Walton, Nikki. “About Me.” Natural Hair Care | Curly Nikki, My Hair Story, 11 Oct. 2008, www.curlynikki.com/2008/10/my-hair-story-pt1.html.
The webpage CurlyNikki.com is a blog created by Nikki Walton, a black woman from the United States who grew up with insecurity issues due to her hair. She grew up with family that took proper care of her hair, but as she rose to adolescence, she began to have an obsession with straight hair. During her college years, Nikki had to leave her hair natural often as she did not have as much time or ability to straighten it.
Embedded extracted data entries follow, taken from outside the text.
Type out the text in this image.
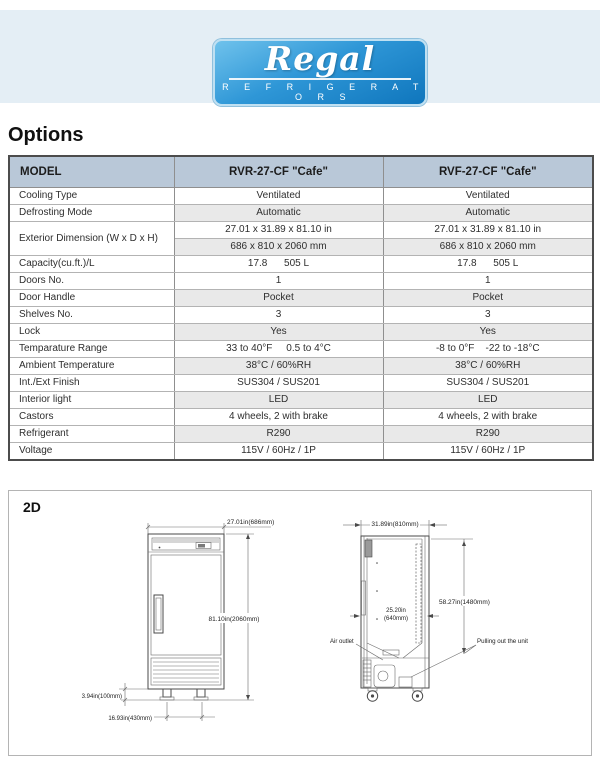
Regal
R E F R I G E R A T O R S
Options
MODEL	RVR-27-CF "Cafe"	RVF-27-CF "Cafe"
Cooling Type	Ventilated	Ventilated
Defrosting Mode	Automatic	Automatic
Exterior Dimension (W x D x H)	27.01 x 31.89 x 81.10 in	27.01 x 31.89 x 81.10 in
	686 x 810 x 2060 mm	686 x 810 x 2060 mm
Capacity(cu.ft.)/L	17.8      505 L	17.8      505 L
Doors No.	1	1
Door Handle	Pocket	Pocket
Shelves No.	3	3
Lock	Yes	Yes
Temparature Range	33 to 40°F     0.5 to 4°C	-8 to 0°F    -22 to -18°C
Ambient Temperature	38°C / 60%RH	38°C / 60%RH
Int./Ext Finish	SUS304 / SUS201	SUS304 / SUS201
Interior light	LED	LED
Castors	4 wheels, 2 with brake	4 wheels, 2 with brake
Refrigerant	R290	R290
Voltage	115V / 60Hz / 1P	115V / 60Hz / 1P
2D
27.01in(686mm)
81.10in(2060mm)
3.94in(100mm)
16.93in(430mm)
31.89in(810mm)
25.20in
(640mm)
58.27in(1480mm)
Air outlet	Pulling out the unit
She began to have an intense struggle with her hair and self-esteem. Eventually, Nikki began to find some comfort and confidence in her natural styles and even looked to online blogs about natural curly hair to learn how to care for her hair and accept it.
Nikki created her blog as to create a safe place for other women and girls like her to find tips for haircare and acceptance. Nikki and her work have been featured on dozens of talk shows and articles. She has become an inspiration to those facing issues with their hair and self-confidence. Her stories and work have inspired hundreds of other women to tell their stories of haircare successes and issues. This is why her blog is an important resource for women and the acceptance of themselves in a culture where they may be pressured to feel otherwise. This blog was used in our project as a baseline of information on black women’s experiences with their hair. This source gave us information on current trends, feelings, and styles of black women’s hair.